Most commentators seem to be focusing on the precipitous decline in copper prices, supposedly because “Doc Copper” is supposed to be a good leading indicator of economic growth. But in this case, the behavior of copper is mostly due to quasi-panic over China’s recently flagging growth figures. Although China is not the only consumer of copper (although sometimes you might think so, from the news coverage), prices are set at the margin and if there was an actual recession in China as opposed to a modest slowdown, then this would push copper prices lower.
But that would be terrific for Europe and the U.S., because it would mean cheaper copper for us. Similarly, decreasing Chinese growth would relax some pressure on energy prices, which would also be a boon for the Western world. I think people forget that one of the key reasons the “Asian Contagion” from the 1997 Asian Financial Crisis never happened (U.S. growth “bottomed” at 4.1% in mid-1998 – a level it hasn’t reached since 2004) was not because of Federal Reserve action (from March 1997 until August 1998, the Fed Funds target never budged from 5.5%) but because commodity prices plunged from 1997 into 1999. The DJ-UBS index fell from around 128 one month before the Thai baht collapsed to 75 in the first quarter of 1999 (see chart, source Bloomberg).

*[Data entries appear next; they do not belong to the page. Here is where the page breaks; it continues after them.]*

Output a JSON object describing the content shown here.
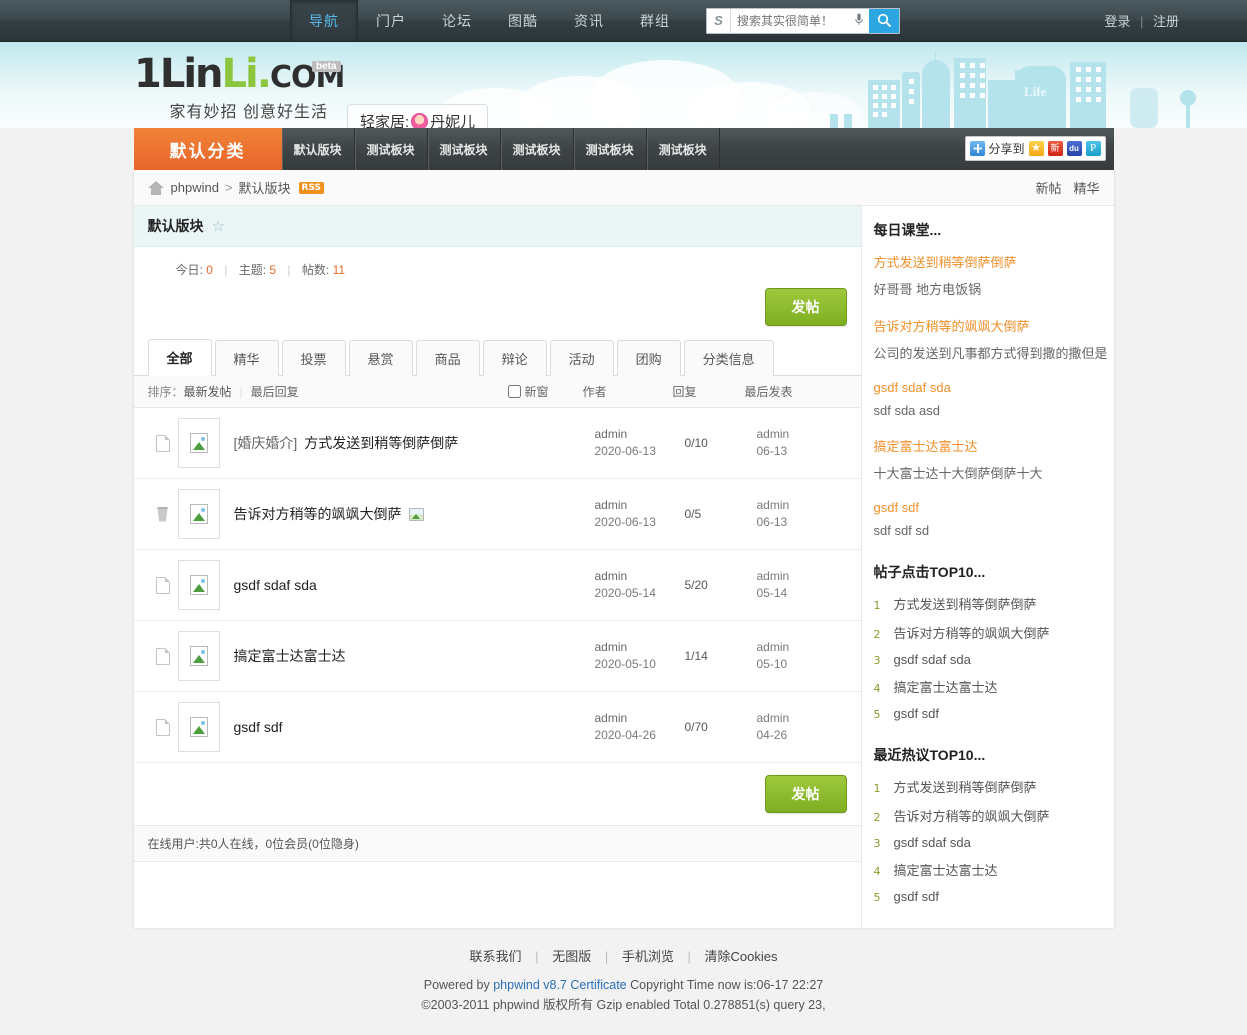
{
  "topbar": {
    "nav": [
      {
        "label": "导航",
        "active": true
      },
      {
        "label": "门户",
        "active": false
      },
      {
        "label": "论坛",
        "active": false
      },
      {
        "label": "图酷",
        "active": false
      },
      {
        "label": "资讯",
        "active": false
      },
      {
        "label": "群组",
        "active": false
      }
    ],
    "search": {
      "engine_letter": "S",
      "placeholder": "搜索其实很简单！",
      "value": "",
      "mic_icon": "microphone-icon",
      "button_icon": "search-icon"
    },
    "login": "登录",
    "separator": "|",
    "register": "注册"
  },
  "banner": {
    "logo": {
      "part1": "1",
      "part2": "Lin",
      "part3": "Li",
      "dot": ".",
      "com": "COM",
      "beta": "beta",
      "subtitle": "家有妙招 创意好生活"
    },
    "tagline_prefix": "轻家居:",
    "tagline_name": "丹妮儿",
    "life_text": "Life"
  },
  "forum_nav": {
    "home": "默认分类",
    "items": [
      {
        "label": "默认版块"
      },
      {
        "label": "测试板块"
      },
      {
        "label": "测试板块"
      },
      {
        "label": "测试板块"
      },
      {
        "label": "测试板块"
      },
      {
        "label": "测试板块"
      }
    ],
    "share": {
      "label": "分享到",
      "icons": [
        "share-plus-icon",
        "favorite-star-icon",
        "weibo-icon",
        "baidu-icon",
        "qzone-icon"
      ],
      "weibo_glyph": "新",
      "baidu_glyph": "du",
      "qzone_glyph": "P",
      "star_glyph": "★"
    }
  },
  "breadcrumb": {
    "home_icon": "home-icon",
    "root": "phpwind",
    "separator": ">",
    "current": "默认版块",
    "rss": "RSS",
    "right_links": [
      {
        "label": "新帖"
      },
      {
        "label": "精华"
      }
    ]
  },
  "forum": {
    "title": "默认版块",
    "favorite_icon": "star-outline-icon",
    "stats": [
      {
        "label": "今日:",
        "value": "0"
      },
      {
        "label": "主题:",
        "value": "5"
      },
      {
        "label": "帖数:",
        "value": "11"
      }
    ],
    "stat_divider": "|",
    "post_button": "发帖",
    "post_button_bottom": "发帖",
    "tabs": [
      {
        "label": "全部",
        "active": true
      },
      {
        "label": "精华",
        "active": false
      },
      {
        "label": "投票",
        "active": false
      },
      {
        "label": "悬赏",
        "active": false
      },
      {
        "label": "商品",
        "active": false
      },
      {
        "label": "辩论",
        "active": false
      },
      {
        "label": "活动",
        "active": false
      },
      {
        "label": "团购",
        "active": false
      },
      {
        "label": "分类信息",
        "active": false
      }
    ],
    "list_head": {
      "sort_label": "排序：",
      "sort_new": "最新发帖",
      "sort_sep": "|",
      "sort_reply": "最后回复",
      "newwin": "新窗",
      "author": "作者",
      "reply": "回复",
      "last_post": "最后发表"
    },
    "threads": [
      {
        "state_icon": "document-icon",
        "thumb_icon": "broken-image-icon",
        "prefix": "[婚庆婚介]",
        "title": "方式发送到稍等倒萨倒萨",
        "has_image_badge": false,
        "author": "admin",
        "author_date": "2020-06-13",
        "reply": "0/10",
        "last_author": "admin",
        "last_date": "06-13"
      },
      {
        "state_icon": "trash-icon",
        "thumb_icon": "broken-image-icon",
        "prefix": "",
        "title": "告诉对方稍等的飒飒大倒萨",
        "has_image_badge": true,
        "author": "admin",
        "author_date": "2020-06-13",
        "reply": "0/5",
        "last_author": "admin",
        "last_date": "06-13"
      },
      {
        "state_icon": "document-icon",
        "thumb_icon": "broken-image-icon",
        "prefix": "",
        "title": "gsdf sdaf sda",
        "has_image_badge": false,
        "author": "admin",
        "author_date": "2020-05-14",
        "reply": "5/20",
        "last_author": "admin",
        "last_date": "05-14"
      },
      {
        "state_icon": "document-icon",
        "thumb_icon": "broken-image-icon",
        "prefix": "",
        "title": "搞定富士达富士达",
        "has_image_badge": false,
        "author": "admin",
        "author_date": "2020-05-10",
        "reply": "1/14",
        "last_author": "admin",
        "last_date": "05-10"
      },
      {
        "state_icon": "document-icon",
        "thumb_icon": "broken-image-icon",
        "prefix": "",
        "title": "gsdf sdf",
        "has_image_badge": false,
        "author": "admin",
        "author_date": "2020-04-26",
        "reply": "0/70",
        "last_author": "admin",
        "last_date": "04-26"
      }
    ],
    "online": "在线用户:共0人在线，0位会员(0位隐身)"
  },
  "sidebar": {
    "daily": {
      "title": "每日课堂...",
      "items": [
        {
          "title": "方式发送到稍等倒萨倒萨",
          "desc": "好哥哥 地方电饭锅"
        },
        {
          "title": "告诉对方稍等的飒飒大倒萨",
          "desc": "公司的发送到凡事都方式得到撒的撒但是"
        },
        {
          "title": "gsdf sdaf sda",
          "desc": "sdf sda asd"
        },
        {
          "title": "搞定富士达富士达",
          "desc": "十大富士达十大倒萨倒萨十大"
        },
        {
          "title": "gsdf sdf",
          "desc": "sdf sdf sd"
        }
      ]
    },
    "clicks_top10": {
      "title": "帖子点击TOP10...",
      "items": [
        {
          "no": "1",
          "text": "方式发送到稍等倒萨倒萨"
        },
        {
          "no": "2",
          "text": "告诉对方稍等的飒飒大倒萨"
        },
        {
          "no": "3",
          "text": "gsdf sdaf sda"
        },
        {
          "no": "4",
          "text": "搞定富士达富士达"
        },
        {
          "no": "5",
          "text": "gsdf sdf"
        }
      ]
    },
    "hot_top10": {
      "title": "最近热议TOP10...",
      "items": [
        {
          "no": "1",
          "text": "方式发送到稍等倒萨倒萨"
        },
        {
          "no": "2",
          "text": "告诉对方稍等的飒飒大倒萨"
        },
        {
          "no": "3",
          "text": "gsdf sdaf sda"
        },
        {
          "no": "4",
          "text": "搞定富士达富士达"
        },
        {
          "no": "5",
          "text": "gsdf sdf"
        }
      ]
    }
  },
  "footer": {
    "links": [
      {
        "label": "联系我们"
      },
      {
        "label": "无图版"
      },
      {
        "label": "手机浏览"
      },
      {
        "label": "清除Cookies"
      }
    ],
    "link_separator": "|",
    "line1_pre": "Powered by ",
    "line1_link": "phpwind v8.7 Certificate",
    "line1_post": " Copyright Time now is:06-17 22:27",
    "line2": "©2003-2011 phpwind 版权所有 Gzip enabled Total 0.278851(s) query 23,"
  },
  "colors": {
    "orange": "#e8652a",
    "green": "#8cc63f",
    "accent_blue": "#2ba6e0",
    "link_orange": "#f0902b"
  }
}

Even worse (or better, depending on your perspective) was the decline in energy. Crude oil dropped 55%, from the $25 area at the beginning of 1997 to $11 by late 1998. That remains the lowest real price of U.S. oil recorded since 1946 (see chart, source Enduring Investments using data from Dow Jones and the Bureau of Labor Statistics).
It may be impolitic to say so, but probably the single best thing that could happen to U.S. growth would be for Chinese growth to slow, pushing the price of important commodity prices lower. As a nation, we consume far more commodities than we produce, so lower input prices is a net positive.
However, I suspect this is much ado about nothing. Chinese growth, even if it slows, is likely to remain plenty hot enough to keep commodity prices from falling very much, even in real terms. Real commodity prices have been falling steadily since 2011 (which is why all of the talk about the “end of the commodity supercycle” a year ago was so humorous) until early this year, even while the amount of currency in circulation has steadily increased. It certainly seems to me as if we have priced commodities fairly conservatively, and they can probably withstand a growth slowdown in China as long as the country doesn’t enter a bona fide crisis.